Here are some methods of selectingrefractory brick for sale for every part of furnace lining.
(1) Furnace throat. It mainly needs to withstand impact and abrasion of burden, so generally we use steel brick or water cooling steel brick for the furnace throat.

(2) The upper shaft. Plus the burden descent and ascending gas flow of scour and wear. Therefore, we should choose resistance to chemical erosion and abrasion resistance of refractory material, the most appropriate is high relative density brick, high density, high aluminum brick or phosphoric acid impregnated clay brick.

(3) The middle and lower part of nozzle refractory furnace and furnace bosh. The main mechanism of damage is thermal shock, high temperature gas scouring, and impact of alkali metals, zinc and carbon deposition, as well as chemical erosion of the initial slag. For those three parts, we should choose refractory materials with properties of thermal shock resistance, slag erosion resistance and erosion prevention. For blast furnace whose volume is smaller than 1000m3, we can use aluminum carbon brick. 

(4) Furnace bosh. Hot gas erosion and iron slag erosion are the main reasons for furnace bosh damage, this part of the heat flux intensity, refractory material refractory fiber felt life not long (as long as 1 to 2 months, as short as 2 to 3 weeks), generally used in refractory degree is high, load softening temperature is high and the volume density of refractory material, such as the high aluminum brick, alumina carbon brick. 

(5) Hearth tuber. This site is only in blast furnace of oxidation reaction area, high temperature from 1900 to 2400 DEG C, lining by damage caused by high temperature thermal stress. Composite brick masonry hearth tuyere zone is adopted by the modern blast furnace, material for high alumina, corundum Mo mullite; corundum and silicon nitride combined silicon carbide, useful also hot pressed carbon block. 

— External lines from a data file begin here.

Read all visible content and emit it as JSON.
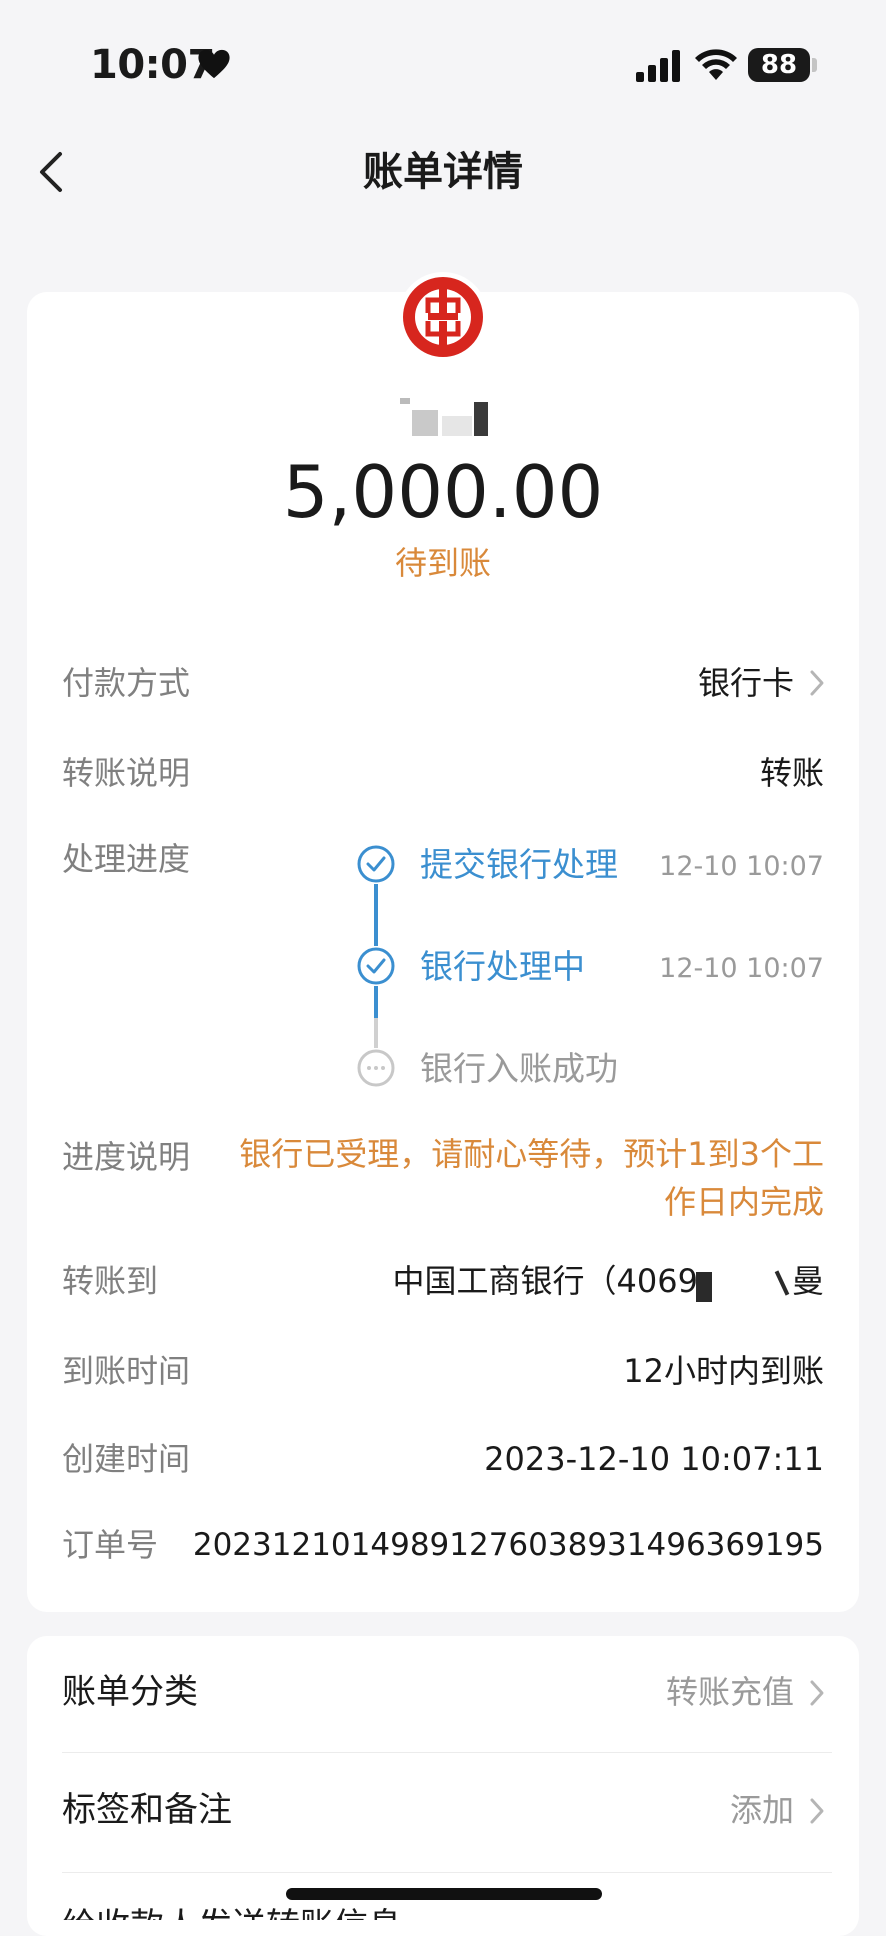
{
  "status_bar": {
    "time": "10:07",
    "battery": "88"
  },
  "nav": {
    "title": "账单详情"
  },
  "bill": {
    "amount": "5,000.00",
    "status": "待到账",
    "status_color": "#d9893a"
  },
  "rows": {
    "payment_method": {
      "label": "付款方式",
      "value": "银行卡"
    },
    "transfer_note": {
      "label": "转账说明",
      "value": "转账"
    },
    "progress": {
      "label": "处理进度"
    },
    "progress_desc": {
      "label": "进度说明",
      "value": "银行已受理，请耐心等待，预计1到3个工作日内完成"
    },
    "transfer_to": {
      "label": "转账到",
      "value": "中国工商银行（4069",
      "value_suffix": "曼"
    },
    "arrival_time": {
      "label": "到账时间",
      "value": "12小时内到账"
    },
    "created_time": {
      "label": "创建时间",
      "value": "2023-12-10 10:07:11"
    },
    "order_no": {
      "label": "订单号",
      "value": "20231210149891276038931496369195"
    }
  },
  "timeline": [
    {
      "label": "提交银行处理",
      "time": "12-10 10:07",
      "done": true
    },
    {
      "label": "银行处理中",
      "time": "12-10 10:07",
      "done": true
    },
    {
      "label": "银行入账成功",
      "time": "",
      "done": false
    }
  ],
  "timeline_color": "#3b8fd0",
  "more": {
    "category": {
      "label": "账单分类",
      "value": "转账充值"
    },
    "tags": {
      "label": "标签和备注",
      "value": "添加"
    },
    "partial": "给收款人发送转账信息"
  },
  "icons": {
    "back": "chevron-left-icon",
    "logo": "icbc-logo",
    "chevron": "chevron-right-icon"
  }
}
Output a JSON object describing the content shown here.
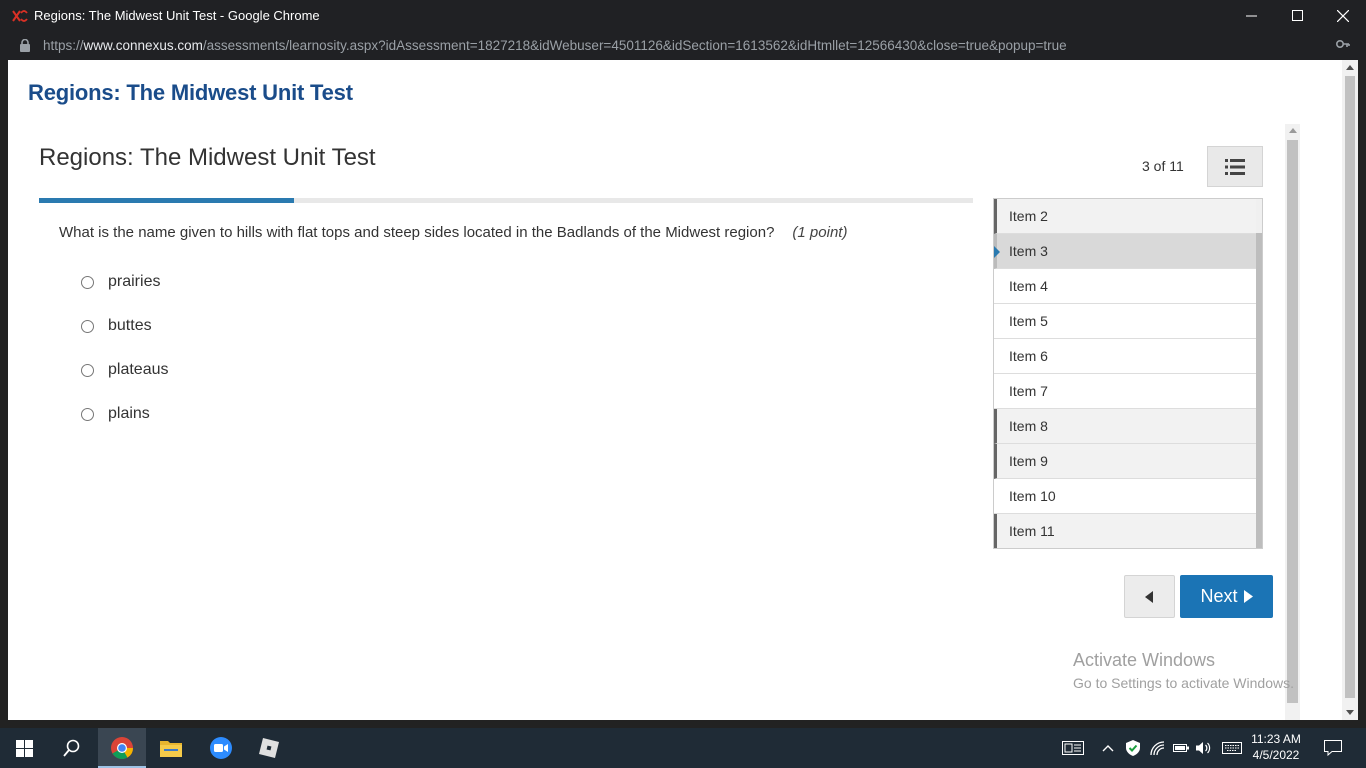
{
  "window": {
    "title": "Regions: The Midwest Unit Test - Google Chrome"
  },
  "address_bar": {
    "scheme": "https://",
    "host": "www.connexus.com",
    "path": "/assessments/learnosity.aspx?idAssessment=1827218&idWebuser=4501126&idSection=1613562&idHtmllet=12566430&close=true&popup=true"
  },
  "page": {
    "title": "Regions: The Midwest Unit Test"
  },
  "assessment": {
    "title": "Regions: The Midwest Unit Test",
    "progress_fraction": 0.273,
    "counter": "3 of 11",
    "question": "What is the name given to hills with flat tops and steep sides located in the Badlands of the Midwest region?",
    "points": "(1 point)",
    "options": [
      "prairies",
      "buttes",
      "plateaus",
      "plains"
    ],
    "items": [
      {
        "label": "Item 2",
        "state": "answered"
      },
      {
        "label": "Item 3",
        "state": "current"
      },
      {
        "label": "Item 4",
        "state": "unanswered"
      },
      {
        "label": "Item 5",
        "state": "unanswered"
      },
      {
        "label": "Item 6",
        "state": "unanswered"
      },
      {
        "label": "Item 7",
        "state": "unanswered"
      },
      {
        "label": "Item 8",
        "state": "answered"
      },
      {
        "label": "Item 9",
        "state": "answered"
      },
      {
        "label": "Item 10",
        "state": "unanswered"
      },
      {
        "label": "Item 11",
        "state": "answered"
      }
    ],
    "next_label": "Next"
  },
  "watermark": {
    "line1": "Activate Windows",
    "line2": "Go to Settings to activate Windows."
  },
  "taskbar": {
    "time": "11:23 AM",
    "date": "4/5/2022"
  },
  "colors": {
    "title_blue": "#1a4c8a",
    "accent_blue": "#1b74b5",
    "progress_blue": "#2a7ab0"
  }
}
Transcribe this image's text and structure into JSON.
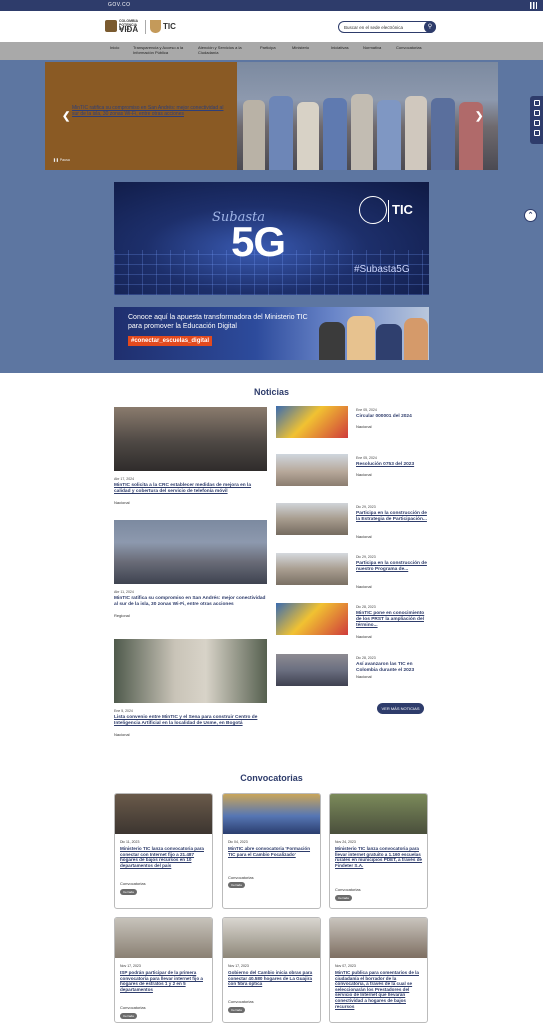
{
  "topbar": {
    "gov": "GOV.CO"
  },
  "header": {
    "logo1_small": "COLOMBIA POTENCIA DE LA",
    "logo1_big": "VIDA",
    "logo2": "TIC",
    "search_placeholder": "Buscar en el sede electrónica",
    "search_icon": "search-icon"
  },
  "nav": {
    "items": [
      "Inicio",
      "Transparencia y Acceso a la Información Pública",
      "Atención y Servicios a la Ciudadanía",
      "Participa",
      "Ministerio",
      "Iniciativas",
      "Normativa",
      "Convocatorias"
    ]
  },
  "carousel": {
    "text": "MinTIC ratifica su compromiso en San Andrés: mejor conectividad al sur de la isla, 30 zonas Wi-Fi, entre otras acciones",
    "pause": "Pausa",
    "active_slide": 2,
    "slide_count": 3
  },
  "banner5g": {
    "subasta": "Subasta",
    "big": "5G",
    "tic": "TIC",
    "hash": "#Subasta5G"
  },
  "banneredu": {
    "text": "Conoce aquí la apuesta transformadora del Ministerio TIC para promover la Educación Digital",
    "tag": "#conectar_escuelas_digital"
  },
  "noticias": {
    "title": "Noticias",
    "big": [
      {
        "date": "Abr 17, 2024",
        "title": "MinTIC solicita a la CRC establecer medidas de mejora en la calidad y cobertura del servicio de telefonía móvil",
        "cat": "Nacional"
      },
      {
        "date": "Abr 11, 2024",
        "title": "MinTIC ratifica su compromiso en San Andrés: mejor conectividad al sur de la isla, 30 zonas Wi-Fi, entre otras acciones",
        "cat": "Regional"
      },
      {
        "date": "Ene 5, 2024",
        "title": "Lista convenio entre MinTIC y el Sena para construir Centro de Inteligencia Artificial en la localidad de Usme, en Bogotá",
        "cat": "Nacional"
      }
    ],
    "small": [
      {
        "date": "Ene 05, 2024",
        "title": "Circular 000001 del 2024",
        "cat": "Nacional"
      },
      {
        "date": "Ene 05, 2024",
        "title": "Resolución 0753 del 2023",
        "cat": "Nacional"
      },
      {
        "date": "Dic 29, 2023",
        "title": "Participa en la construcción de la Estrategia de Participación...",
        "cat": "Nacional"
      },
      {
        "date": "Dic 29, 2023",
        "title": "Participa en la construcción de nuestro Programa de...",
        "cat": "Nacional"
      },
      {
        "date": "Dic 28, 2023",
        "title": "MinTIC pone en conocimiento de los PRST la ampliación del término...",
        "cat": "Nacional"
      },
      {
        "date": "Dic 28, 2023",
        "title": "Así avanzaron las TIC en Colombia durante el 2023",
        "cat": "Nacional"
      }
    ],
    "see_all": "VER MÁS NOTICIAS"
  },
  "convocatorias": {
    "title": "Convocatorias",
    "items": [
      {
        "date": "Dic 11, 2023",
        "title": "Ministerio TIC lanza convocatoria para conectar con Internet fijo a 21.487 hogares de bajos recursos en 10 departamentos del país",
        "cat": "Convocatorias",
        "chip": "Cerrada"
      },
      {
        "date": "Dic 04, 2023",
        "title": "MinTIC abre convocatoria 'Formación TIC para el Cambio Focalizado'",
        "cat": "Convocatorias",
        "chip": "Cerrada"
      },
      {
        "date": "Nov 24, 2023",
        "title": "Ministerio TIC lanza convocatoria para llevar internet gratuito a 1.160 escuelas rurales en municipios PDET, a través de Findeter S.A.",
        "cat": "Convocatorias",
        "chip": "Cerrada"
      },
      {
        "date": "Nov 17, 2023",
        "title": "ISP podrán participar de la primera convocatoria para llevar internet fijo a hogares de estratos 1 y 2 en 5 departamentos",
        "cat": "Convocatorias",
        "chip": "Cerrada"
      },
      {
        "date": "Nov 17, 2023",
        "title": "Gobierno del Cambio inicia obras para conectar 40.580 hogares de La Guajira con fibra óptica",
        "cat": "Convocatorias",
        "chip": "Cerrada"
      },
      {
        "date": "Nov 07, 2023",
        "title": "MinTIC publica para comentarios de la ciudadanía el borrador de la convocatoria, a través de la cual se seleccionarán los Prestadores del servicio de Internet que llevarán conectividad a hogares de bajos recursos",
        "cat": "Convocatorias",
        "chip": "Cerrada"
      }
    ]
  },
  "colors": {
    "primary": "#2e3c6b",
    "overlay": "#5d76a1",
    "accent": "#e34a1e"
  }
}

(6) The lower part and bottom of hearth. For those two parts, we use hot pressing small carbon brick, micro porous carbon brick, and hot semi graphite carbon brick with high thermal conductivity, good resistance to penetration, good resistance to chemical erosion, low porosity and micro aperture, as well as brown corundum or gray corundum brick used for ceramic cup.

Technical Innovation of Carbon Brick for Blast Furnace Hearths--Changxing Refractory

    Possessing with the excellent corrosion resistance and high thermal conductivity which can lead to easily form a protective layer for blast furnace hearth, carbon bricks have been used as refractory material for hearths for more than half century.

    To further improve its performance, the refractory experts have carried out many investigations recently. Finally, they find out some main reasons which caused the damage. They are including as below.

1) The penetration of molten iron into pores.

2) Erosion due to direct contact with molten iron (dis-solution by carburizing).

3) Embrittlement of the material on hot side (loss of cooling capacity).

    In order to enhance its corrosion resistance, the experts have developed new technology to get new refractory carbon brick through numerous experiments.

1)      Add the aluminum oxide which has a good resistance to molten steel.

2)      Reduce the pore diameter to prevent the penetration of molten steel and other impurity items.

3)      Enhance the high thermal conductivity to reduce the surface temperature.

4)      Add the TiC to improve the corrosion against molten steel, increase its viscosity and slow down the flow which could effectively reduce the damage on carbon brick.